Vitreous haemorrhage usually occurs from the retinal
vessels and may present as pre-retinal (sub-hyaloid)
or an intragel haemorrhage. The intragel haemorrhage
may involve anterior, middle, posterior or the whole
vitreous body.
Causes
Causes of vitreous haemorrhage are as follows:
1. Spontaneous vitreous haemorrhage from retinal
breaks especially those associated with PVD.
2. Trauma to eye, which may be blunt or perforating
(with or without retained intraocular foreign body)
in nature.
3. Inflammatory diseases such as erosion of the
vessels in acute chorioretinitis and periphlebitis
retinae primary or secondary to uveitis.
4. Vascular disorders e.g., hypertensive retinopathy,
and central retinal vein occlusion.
5. Metabolic diseases such as diabetic retinopathy.
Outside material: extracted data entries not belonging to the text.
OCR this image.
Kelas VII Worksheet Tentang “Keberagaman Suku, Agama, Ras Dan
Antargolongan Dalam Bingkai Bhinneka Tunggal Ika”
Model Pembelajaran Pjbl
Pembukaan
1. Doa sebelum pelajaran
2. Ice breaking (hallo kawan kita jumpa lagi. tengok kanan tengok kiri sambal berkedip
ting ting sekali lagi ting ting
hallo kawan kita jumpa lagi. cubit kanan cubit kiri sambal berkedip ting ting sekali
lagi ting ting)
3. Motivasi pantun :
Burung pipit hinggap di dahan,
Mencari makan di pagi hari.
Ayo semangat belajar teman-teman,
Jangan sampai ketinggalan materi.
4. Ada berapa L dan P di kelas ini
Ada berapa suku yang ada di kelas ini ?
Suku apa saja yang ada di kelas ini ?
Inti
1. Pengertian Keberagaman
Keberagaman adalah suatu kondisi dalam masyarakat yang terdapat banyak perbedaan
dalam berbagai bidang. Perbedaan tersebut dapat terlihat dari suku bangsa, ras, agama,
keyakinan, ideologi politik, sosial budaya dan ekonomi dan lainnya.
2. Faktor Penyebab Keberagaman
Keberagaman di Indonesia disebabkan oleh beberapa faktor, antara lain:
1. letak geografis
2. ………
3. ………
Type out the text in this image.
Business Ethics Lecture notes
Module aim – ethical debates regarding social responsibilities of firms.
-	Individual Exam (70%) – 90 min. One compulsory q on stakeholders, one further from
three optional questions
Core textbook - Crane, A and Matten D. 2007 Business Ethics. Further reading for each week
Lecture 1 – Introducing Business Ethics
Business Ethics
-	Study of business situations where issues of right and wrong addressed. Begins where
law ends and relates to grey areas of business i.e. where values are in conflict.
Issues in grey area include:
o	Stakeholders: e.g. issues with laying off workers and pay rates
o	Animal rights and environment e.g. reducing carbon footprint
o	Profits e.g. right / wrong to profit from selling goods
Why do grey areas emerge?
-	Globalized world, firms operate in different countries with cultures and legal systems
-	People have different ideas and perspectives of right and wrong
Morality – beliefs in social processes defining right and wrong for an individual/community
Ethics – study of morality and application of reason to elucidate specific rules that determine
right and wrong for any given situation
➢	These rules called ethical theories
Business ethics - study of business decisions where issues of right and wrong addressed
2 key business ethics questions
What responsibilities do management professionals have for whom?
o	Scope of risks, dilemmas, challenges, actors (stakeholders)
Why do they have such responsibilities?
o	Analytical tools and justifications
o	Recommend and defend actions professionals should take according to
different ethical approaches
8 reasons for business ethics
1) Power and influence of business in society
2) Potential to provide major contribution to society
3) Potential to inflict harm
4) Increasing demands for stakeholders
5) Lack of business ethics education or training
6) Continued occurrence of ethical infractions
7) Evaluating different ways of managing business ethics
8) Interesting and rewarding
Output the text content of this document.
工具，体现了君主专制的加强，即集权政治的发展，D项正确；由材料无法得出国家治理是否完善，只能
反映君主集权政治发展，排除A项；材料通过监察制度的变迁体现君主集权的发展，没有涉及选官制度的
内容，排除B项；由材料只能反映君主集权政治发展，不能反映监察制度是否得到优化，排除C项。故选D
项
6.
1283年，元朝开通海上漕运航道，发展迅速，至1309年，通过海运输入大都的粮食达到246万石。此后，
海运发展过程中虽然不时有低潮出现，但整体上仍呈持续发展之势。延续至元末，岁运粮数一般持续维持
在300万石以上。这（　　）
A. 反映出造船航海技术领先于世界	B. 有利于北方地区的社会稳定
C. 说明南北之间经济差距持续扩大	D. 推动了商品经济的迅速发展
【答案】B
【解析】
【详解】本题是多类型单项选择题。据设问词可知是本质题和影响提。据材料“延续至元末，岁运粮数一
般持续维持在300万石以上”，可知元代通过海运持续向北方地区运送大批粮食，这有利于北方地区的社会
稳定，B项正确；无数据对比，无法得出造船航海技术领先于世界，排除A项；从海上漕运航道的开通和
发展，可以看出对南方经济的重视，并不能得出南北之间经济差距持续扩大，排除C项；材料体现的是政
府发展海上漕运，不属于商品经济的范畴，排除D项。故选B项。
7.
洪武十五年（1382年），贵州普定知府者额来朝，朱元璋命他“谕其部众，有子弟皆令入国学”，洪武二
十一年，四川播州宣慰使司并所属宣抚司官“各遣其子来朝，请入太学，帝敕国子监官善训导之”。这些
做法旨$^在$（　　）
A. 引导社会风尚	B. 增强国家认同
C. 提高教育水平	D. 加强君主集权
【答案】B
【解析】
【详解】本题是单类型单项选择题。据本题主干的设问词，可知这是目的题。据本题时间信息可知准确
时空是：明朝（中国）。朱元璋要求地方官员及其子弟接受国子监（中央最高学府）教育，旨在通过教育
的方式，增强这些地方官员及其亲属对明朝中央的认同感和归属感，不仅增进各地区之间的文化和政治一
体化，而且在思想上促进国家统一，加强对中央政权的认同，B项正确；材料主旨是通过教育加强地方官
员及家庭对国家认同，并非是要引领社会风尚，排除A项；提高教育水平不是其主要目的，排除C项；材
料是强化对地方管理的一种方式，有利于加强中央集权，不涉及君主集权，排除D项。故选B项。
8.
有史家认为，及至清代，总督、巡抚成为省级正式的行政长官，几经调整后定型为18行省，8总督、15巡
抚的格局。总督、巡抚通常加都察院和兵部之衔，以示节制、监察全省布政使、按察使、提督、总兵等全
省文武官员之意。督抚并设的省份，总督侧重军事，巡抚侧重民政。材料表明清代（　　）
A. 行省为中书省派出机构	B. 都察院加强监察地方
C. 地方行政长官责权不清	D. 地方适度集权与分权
6. Blood dyscrasias e.g., retinopathy of anaemia,
leukaemias, polycythemias and sickle-cell
retinopathy.
7. Bleeding disorders e.g., purpura, haemophilia and
scurvy.
8. Neoplasms. Vitreous haemorrhage may occur from
rupture of vessels due to acute necrosis in
tumours like retinoblastoma.
9. Idiopathic
Clinical features
Symptoms. Sudden development of floaters occurs
when the vitreous haemorrhage is small. In massive
vitreous haemorrhage, patient develops sudden
painless loss of vision.
Signs
Distant direct ophthalmoscopy reveals black
shadows against the red glow in small
haemorrhages and no red glow in a large
haemorrhage.
Direct and indirect ophthalmoscopy may show
presence of blood in the vitreous cavity.
Ultrasonography with B-scan is particularly
helpful in diagnosing vitreous haemorrhage.
Fate of vitreous haemorrhage
1. Complete absorption may occur without
organization and the vitreous becomes clear
within 4-8 weeks.
2. Organization of haemorrhage with formation of a
yellowish-white debris occurs in persistent or
recurrent bleeding.
3. Complications like vitreous liquefaction,
degeneration and khaki cell glaucoma (in aphakia)
may occur.
4. Retinitis proliferans may occur which may be
complicated by tractional retinal detachment.
Treatment
1. Conservative treatment consists of bed rest,
elevation of patient’s head and bilateral eye
patches. This will allow the blood to settle down.
2. Treatment of the cause. Once the blood settles
down, indirect ophthalmoscopy should be
performed to locate and further manage the
causative lesion such as a retinal break, phlebitis,
proliferative retinopathy, etc.
3. Vitrectomy by pars plana route should be
considered to clear the vitreous, if the
haemorrhage is not absorbed after 3 months.